Modification charge of surface of ZnO according to the pH in different pH ranges

Effect of calcium oxalate on the mechanism of Orange II photodegradation on ZnO

In the previous work (Bassaid et al. 2009), we described the photocatalytic degradation mechanism of Orange II in the presence of the TiO2 semiconductor. In the case of ZnO, the mechanism is similar. The first step is the photogeneration of the h+/e pair by an appropriate irradiation of ZnO.

$$ {\text{ZnO}} + {\text{h}}\upsilon \to {\text{e}}^{ - }_{\text{CB}} + {\text{h}}^{ + }_{\text{VB}} $$

The holes h+ react then with electron donors, such as water and OH·− ions adsorbed on the surface of catalyst, to form hydroxyl radicals (like OH· ) and/or a direct oxidation of the polluting species. The electrons, as for them, react with electron acceptors such as oxygen adsorbed, to form O ·−2 radicals. The main effect of Ca(COO)2 is to promote the adsorption of Orange II on the catalyst surface by lowering the pH of the solution.

On the other hand, calcium oxalate is oxidized by reaction with a valence band hole giving rise to a radical oxalate and to yield carbon dioxide and CO ·−2 radical (Farouzan et al. 1996).

$$ ^{ - }{\text{OOC}} {\text{-}} {\text{COO}}^{ - } + {\text{h}}_{\text{VB}}^{+} \to \,^{ - }{\text{OOC}} {\text{-}} {\text{COO}}^{ \cdot } $$
$$ ^{ - }{\text{OOC}} {\text{-}} {\text{COO}}^{ \cdot } \to {\text{CO}}_{2} + {\text{CO}}_{2}^{ \cdot - } $$

CO ·−2 and oxalate radicals react with molecular oxygen yielding O ·−2 , where O ·−2 is in equilibrium with HO2 (pKa = 4.8 (Patsouras et al. 2007). Superoxide and hydroperoxyl radicals (O ·−2 /HO2) are key intermediates because of their strong oxidizing power, which degrades Orange II compound.

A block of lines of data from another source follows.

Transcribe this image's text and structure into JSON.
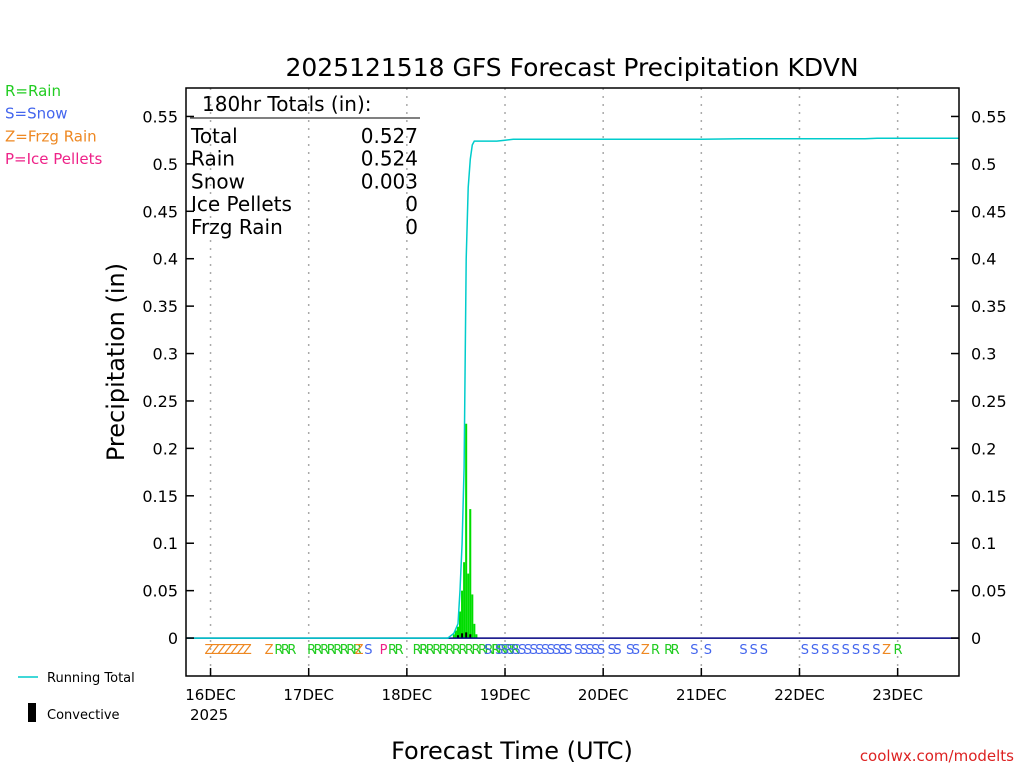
{
  "chart_data": {
    "type": "bar",
    "title": "2025121518 GFS Forecast Precipitation KDVN",
    "xlabel": "Forecast Time (UTC)",
    "ylabel": "Precipitation (in)",
    "ylim": [
      -0.04,
      0.58
    ],
    "yticks": [
      0,
      0.05,
      0.1,
      0.15,
      0.2,
      0.25,
      0.3,
      0.35,
      0.4,
      0.45,
      0.5,
      0.55
    ],
    "ytick_labels": [
      "0",
      "0.05",
      "0.1",
      "0.15",
      "0.2",
      "0.25",
      "0.3",
      "0.35",
      "0.4",
      "0.45",
      "0.5",
      "0.55"
    ],
    "xlim_hours": [
      -6,
      183
    ],
    "xticks": [
      {
        "hour": 0,
        "label": "16DEC"
      },
      {
        "hour": 24,
        "label": "17DEC"
      },
      {
        "hour": 48,
        "label": "18DEC"
      },
      {
        "hour": 72,
        "label": "19DEC"
      },
      {
        "hour": 96,
        "label": "20DEC"
      },
      {
        "hour": 120,
        "label": "21DEC"
      },
      {
        "hour": 144,
        "label": "22DEC"
      },
      {
        "hour": 168,
        "label": "23DEC"
      }
    ],
    "year_label": "2025",
    "grid": "vertical dotted at day boundaries",
    "precip_bars": [
      {
        "hour": 59.5,
        "value": 0.004
      },
      {
        "hour": 60.0,
        "value": 0.008
      },
      {
        "hour": 60.5,
        "value": 0.012
      },
      {
        "hour": 61.0,
        "value": 0.028
      },
      {
        "hour": 61.5,
        "value": 0.05
      },
      {
        "hour": 62.0,
        "value": 0.08
      },
      {
        "hour": 62.5,
        "value": 0.226
      },
      {
        "hour": 63.0,
        "value": 0.068
      },
      {
        "hour": 63.5,
        "value": 0.136
      },
      {
        "hour": 64.0,
        "value": 0.046
      },
      {
        "hour": 64.5,
        "value": 0.015
      },
      {
        "hour": 65.0,
        "value": 0.004
      }
    ],
    "convective_bars": [
      {
        "hour": 60.5,
        "value": 0.003
      },
      {
        "hour": 61.5,
        "value": 0.005
      },
      {
        "hour": 62.5,
        "value": 0.006
      },
      {
        "hour": 63.5,
        "value": 0.004
      }
    ],
    "running_total": [
      {
        "hour": -6,
        "value": 0
      },
      {
        "hour": 58,
        "value": 0
      },
      {
        "hour": 59.5,
        "value": 0.005
      },
      {
        "hour": 60.5,
        "value": 0.015
      },
      {
        "hour": 61.0,
        "value": 0.05
      },
      {
        "hour": 61.5,
        "value": 0.1
      },
      {
        "hour": 62.0,
        "value": 0.18
      },
      {
        "hour": 62.5,
        "value": 0.4
      },
      {
        "hour": 63.0,
        "value": 0.475
      },
      {
        "hour": 63.5,
        "value": 0.505
      },
      {
        "hour": 64.0,
        "value": 0.52
      },
      {
        "hour": 64.5,
        "value": 0.524
      },
      {
        "hour": 70,
        "value": 0.524
      },
      {
        "hour": 72,
        "value": 0.525
      },
      {
        "hour": 74,
        "value": 0.526
      },
      {
        "hour": 120,
        "value": 0.526
      },
      {
        "hour": 130,
        "value": 0.5265
      },
      {
        "hour": 160,
        "value": 0.5265
      },
      {
        "hour": 163,
        "value": 0.527
      },
      {
        "hour": 183,
        "value": 0.527
      }
    ],
    "precip_type_groups": [
      {
        "hour": 4,
        "text": "ZZZZZZZ",
        "type": "Z"
      },
      {
        "hour": 14,
        "text": "Z",
        "type": "Z"
      },
      {
        "hour": 18,
        "text": "RRR",
        "type": "R"
      },
      {
        "hour": 30,
        "text": "RRRRRRRR",
        "type": "R"
      },
      {
        "hour": 36,
        "text": "Z",
        "type": "Z"
      },
      {
        "hour": 38.3,
        "text": "S",
        "type": "S"
      },
      {
        "hour": 42,
        "text": "P",
        "type": "P"
      },
      {
        "hour": 45,
        "text": "RR",
        "type": "R"
      },
      {
        "hour": 51,
        "text": "RR",
        "type": "R"
      },
      {
        "hour": 63,
        "text": "RRRRRRRRRRRRRRR",
        "type": "R"
      },
      {
        "hour": 67.5,
        "text": "S",
        "type": "S"
      },
      {
        "hour": 69.5,
        "text": "R",
        "type": "R"
      },
      {
        "hour": 78,
        "text": "SSSSSSSSSSSS",
        "type": "S"
      },
      {
        "hour": 86.5,
        "text": "SS",
        "type": "S"
      },
      {
        "hour": 91,
        "text": "SSS",
        "type": "S"
      },
      {
        "hour": 94.5,
        "text": "SS",
        "type": "S"
      },
      {
        "hour": 98.5,
        "text": "SS",
        "type": "S"
      },
      {
        "hour": 103,
        "text": "SS",
        "type": "S"
      },
      {
        "hour": 106,
        "text": "Z",
        "type": "Z"
      },
      {
        "hour": 108.5,
        "text": "R",
        "type": "R"
      },
      {
        "hour": 112.5,
        "text": "RR",
        "type": "R"
      },
      {
        "hour": 118,
        "text": "S",
        "type": "S"
      },
      {
        "hour": 121.3,
        "text": "S",
        "type": "S"
      },
      {
        "hour": 130,
        "text": "S",
        "type": "S"
      },
      {
        "hour": 132.5,
        "text": "S",
        "type": "S"
      },
      {
        "hour": 135,
        "text": "S",
        "type": "S"
      },
      {
        "hour": 145,
        "text": "S",
        "type": "S"
      },
      {
        "hour": 147.5,
        "text": "S",
        "type": "S"
      },
      {
        "hour": 150,
        "text": "S",
        "type": "S"
      },
      {
        "hour": 152.5,
        "text": "S",
        "type": "S"
      },
      {
        "hour": 155,
        "text": "S",
        "type": "S"
      },
      {
        "hour": 157.5,
        "text": "S",
        "type": "S"
      },
      {
        "hour": 160,
        "text": "S",
        "type": "S"
      },
      {
        "hour": 162.5,
        "text": "S",
        "type": "S"
      },
      {
        "hour": 165,
        "text": "Z",
        "type": "Z"
      },
      {
        "hour": 167.8,
        "text": "R",
        "type": "R"
      }
    ],
    "totals_box": {
      "heading": "180hr Totals (in):",
      "rows": [
        {
          "label": "Total",
          "value": "0.527"
        },
        {
          "label": "Rain",
          "value": "0.524"
        },
        {
          "label": "Snow",
          "value": "0.003"
        },
        {
          "label": "Ice Pellets",
          "value": "0"
        },
        {
          "label": "Frzg Rain",
          "value": "0"
        }
      ]
    },
    "type_legend": [
      {
        "key": "R",
        "text": "R=Rain",
        "color": "#22cc22"
      },
      {
        "key": "S",
        "text": "S=Snow",
        "color": "#4466ee"
      },
      {
        "key": "Z",
        "text": "Z=Frzg Rain",
        "color": "#ee8822"
      },
      {
        "key": "P",
        "text": "P=Ice Pellets",
        "color": "#ee2288"
      }
    ],
    "series_legend": {
      "running_total": "Running Total",
      "convective": "Convective"
    },
    "colors": {
      "precip": "#00dd00",
      "running_total": "#00cccc",
      "convective": "#000000",
      "zero_line": "#000080",
      "credit": "#dd2222"
    },
    "credit": "coolwx.com/modelts"
  }
}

These results confirm those concerning the effect of calcium oxalate with the P25-TiO2 in our previous study (Bassaid et al. 2009). The best efficiencies are obtained with 20 and 30 % calcium oxalate, respectively for ZnO and TiO2. If we consider the ratio k2/k1 (with k1 and k2: apparent rate constants for pure TiO2 (or ZnO) and 70 % TiO2/30 % Ca(COO)2 (or 80 % TiO2/20 % ZnO), respectively), we find 1.45 for ZnO and 1.32 for TiO2-P25.

The specific area of the two photocatalysts (50 m2/g for TiO2 and 67 m2/g for ZnO) and the band gap values are very close (3.2 and 3.3 eV), which could explain these results.

Conclusion

We showed that it was possible to improve the activity of the ZnO photocatalyst by combining it with oxalate of calcium Ca(COO)2 for the photocatalytic degradation of Orange II. The results of this study show that the sacrificial agent Ca(COO)2 plays a significant role in the adsorption of Orange II on the surface of the ZnO catalyst. In our conditions, the optimum ratio is 20 % Ca(COO)2/80 % ZnO. An increase in the amount of oxalate above 20 % causes a decrease in the photocatalytic activity of the mixture. The calcium oxalate presence allows increasing the concentration of reactive species in the solution such as superoxides and hydroperoxides radicals.